While the Supreme Court noted in Lee that pentobarbital has already been used in over 100 executions "without incident," the July executions were the first instances that federal authorities used the drug. The National Institutes of Health describes pentobarbital as a barbiturate more commonly used in low doses as a sedative to treat insomnia, as a pre-anesthetic for surgery, and in animals for euthanasia and anesthesia.

Austin D. Sarat, a jurisprudence and political science professor at Amherst College who has studied the history of lethal injection, says that while the practice is presented as a more humane method of execution compared to the electric chair or the firing squad, it has a history of errors committed by executors, particularly when compared to other methods of execution, such as the gas chamber or even hanging.

Sarat believes there is evidence that while those being injected with pentobarbital may not present outward symptoms of discomfort to observers, the procedure actually causes pain and suffering to a degree that violates the Eighth Amendment's prohibition of cruel and unusual punishment.
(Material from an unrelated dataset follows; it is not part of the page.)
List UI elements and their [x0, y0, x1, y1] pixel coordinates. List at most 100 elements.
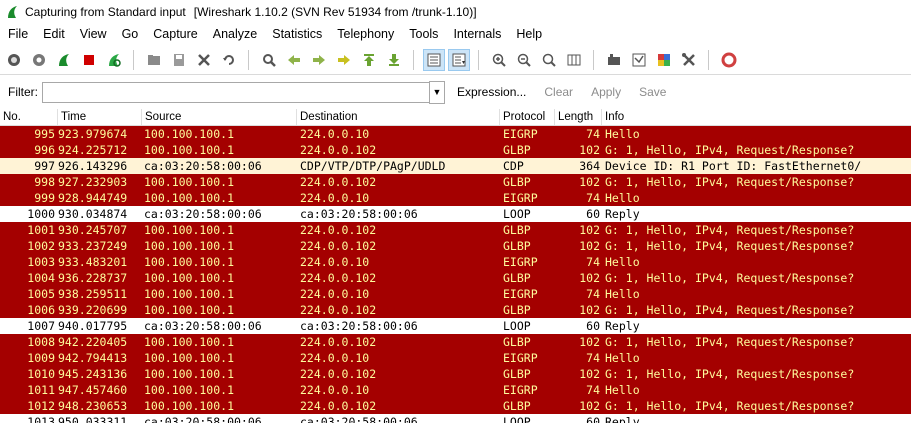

He notes that the Supreme Court has never struck down a method of execution, having previously upheld electrocution, the firing squad and various methods of lethal injection.

"The fact that the court has found methods of execution to be constitutionally permissible does not end the inquiry," Sarat said. "It doesn't mean that those methods of execution, even if they are constitutionally permissible, are compatible with America's deepest moral and political commitments."

As the Trump administration shifts towards executions, public sentiment suggests the opposite: An annual poll by Gallup on the values and beliefs of Americans found that in May, 54% of U.S. adults believed capital punishment to be "morally acceptable," a decline of 6 percentage points from 2019 and the lowest in the poll's 20-year history. As recently as 2006, 71% of U.S. adults found the practice to be morally acceptable.

In 2019, 60% of Americans preferred a life sentence without possibility for parole for a murder conviction, while 36% preferred the death penalty, according to Gallup. When presented with the same option five years prior, a slight majority of U.S. adults had preferred the death penalty.

Dunham noted that states are also shifting against the death penalty: 34 states either do not have the death penalty or have not had an execution in at least 10 years.

In recent years, Connecticut abolished the death penalty for future crimes in 2012, the Delaware Supreme Court struck down the state's death penalty statute in 2016, the Washington Supreme Court struck down the state's death penalty statute in 2018, and New Hampshire legislators abolished the death penalty for future crimes in 2019, according to the DPIC.

"Both the direction of the administration's policy and the manner in which it has attempted to carry it out have shown that the administration is out of step with the rest of the country and is an outlier in its criminal law practices," Dunham said.